Moon → EML1 trajectories from a sling-launched payload. Simulation written in Rust using nyx-space and bevy; pre-built binaries on the GitHub releases page.

So you would have the cargo Starships launch to the depot roughly at the right time for continuing the flight to EML1, and fill the less optimal times with tanker flights.

There is a slight variation in delta-v required for the LEO to EML1 trip due to differential nodal regression of the lunar orbital plane and the LEO depot orbital plane.

But the required plane change delta-v is small when combined with the very large apogee raise maneuver.

Comparison with a fully Earth launched lunar architecture

I did a quick model for the no LunOX case. You end up needing a total number of 27 ships for the 450t to the lunar surface, so a factor of 3 more.

No-LunOX mission architecture: same Earth, LEO, EML1, Moon layout but with all propellant lifted from Earth and an empty cargo Starship return

No-LunOX architecture: same two depots, but all propellant lifted from Earth — 24 prop tankers + 3 cargo Starships per cycle for the same 450 t lunar payload, with cargo Starships deadheading back empty.

Comparison with a hydrogen architecture

The only hydrogen powered vehicle under development that is capable of aerobraking and reentry is Stoke Space Nova, and there is very little data for it.

I made some educated guesses and ran the same architecture with H2 propellant. The result is a modest reduction of the number of tanker flights from 6 to 4, so we have 7 instead of 9 total launches.

A detailed analysis of a H2 based architecture is beyond the scope of this post and in any case would require more concrete launch vehicle data.

But I think it is safe to say that hydrogen gives you a slight improvement in overall efficiency at the expense of much more difficult handling (boiloff, volume etc.). It is not a game changer!

Mars

The architecture can be easily adapted to other targets such as Mars. You would keep the LEO and EML1 depot, grab LunOX from EML1 to the LEO depot, then use that LunOX combined with CH4 from Earth for TMI and Mars landing.

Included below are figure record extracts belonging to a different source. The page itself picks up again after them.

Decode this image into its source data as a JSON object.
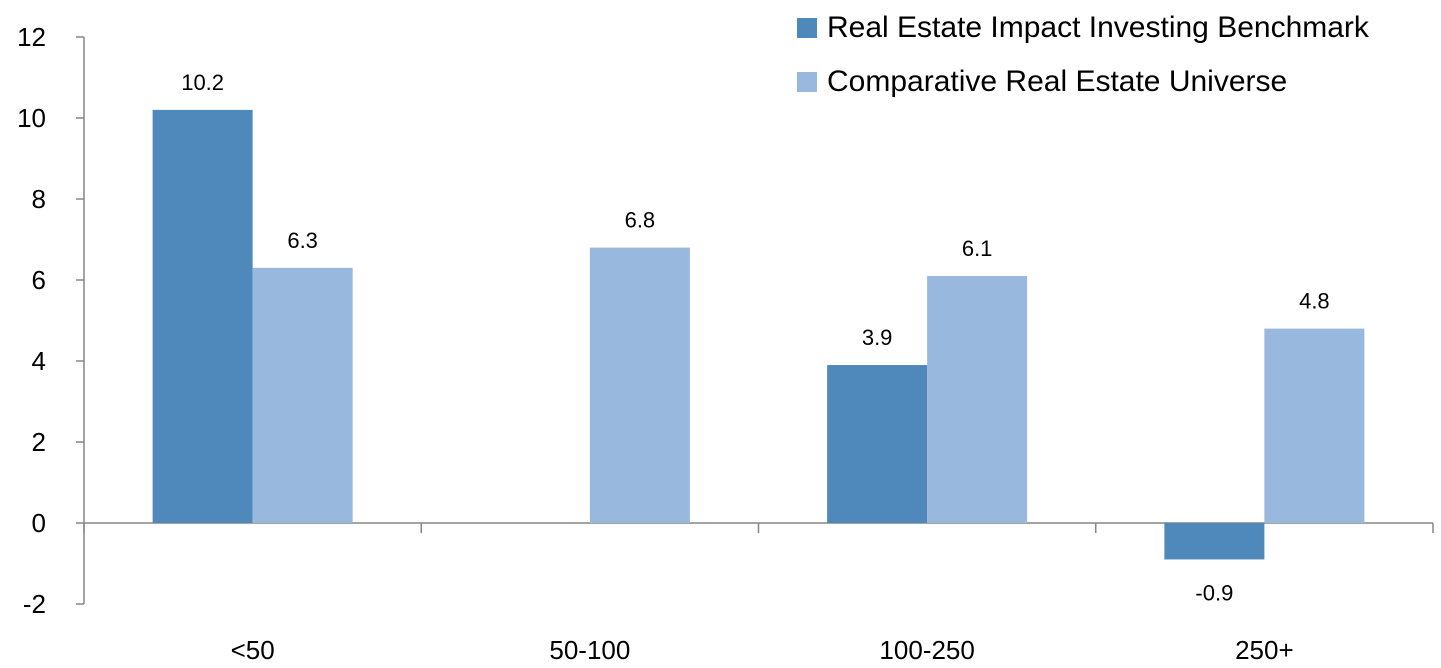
{
  "chart_data": {
    "type": "bar",
    "categories": [
      "<50",
      "50-100",
      "100-250",
      "250+"
    ],
    "series": [
      {
        "name": "Real Estate Impact Investing Benchmark",
        "color": "#4f89bb",
        "values": [
          10.2,
          null,
          3.9,
          -0.9
        ]
      },
      {
        "name": "Comparative Real Estate Universe",
        "color": "#98b8de",
        "values": [
          6.3,
          6.8,
          6.1,
          4.8
        ]
      }
    ],
    "data_labels": [
      [
        "10.2",
        "",
        "3.9",
        "-0.9"
      ],
      [
        "6.3",
        "6.8",
        "6.1",
        "4.8"
      ]
    ],
    "y_ticks": [
      -2,
      0,
      2,
      4,
      6,
      8,
      10,
      12
    ],
    "ylim": [
      -2,
      12
    ],
    "title": "",
    "xlabel": "",
    "ylabel": "",
    "grid": false,
    "legend_position": "top-right"
  }
}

Mars architecture sketch: same Earth/LEO/EML1 hub with Moon in the top-left and Mars in the top-right

Mars architecture: LunOX flows Moon → EML1 → LEO via dedicated LOX transporters, then 3 Mars Starships depart directly from LEO with LunOX-supplied LOX and Earth-launched CH4 for TMI and Mars landing.

The efficiency of the LunOX shuttle from LEO to EML1 and back depends heavily on the tanker Starship empty mass.

To optimize this, you could have a special Starship variant that has the payload section converted to additional LOX tanks.

Stylized Starship LOX shuttle with LOX/CH4/LOX sandwich tank layout

LOX shuttle variant with LOX/CH4/LOX sandwich tank layout — the former payload bay becomes a second LOX tank, keeping the centre of gravity balanced during aerobraking.

Such a ship could increase the efficiency of the LunOX shuttle from 60% to up to 71%, reducing the total number of flights from 9 to 8.

Other alternatives

Another alternative for improving cislunar transportation is a rotating tether (rotovator) in some Earth orbit as a momentum exchange mechanism. I spent quite some time thinking about this and might blog about this in the future. But with both low Earth orbit and sun synchronous orbit being increasingly crowded, it might just be that the time for this idea has come and gone.

Summary

By using a propellantless transportation pipeline for lunar oxygen from the lunar surface to EML1, the payload efficiency of Earth launches can be improved by a factor of three for Moon- or Mars-bound spacecraft.

Bleg

If anybody from Blue Origin or Stoke reads this and thinks a hydrogen architecture is superior to methane for this use case: I don't know. There just isn't enough data about the vehicles, so my H2 analysis is pretty vague. So please publish more data!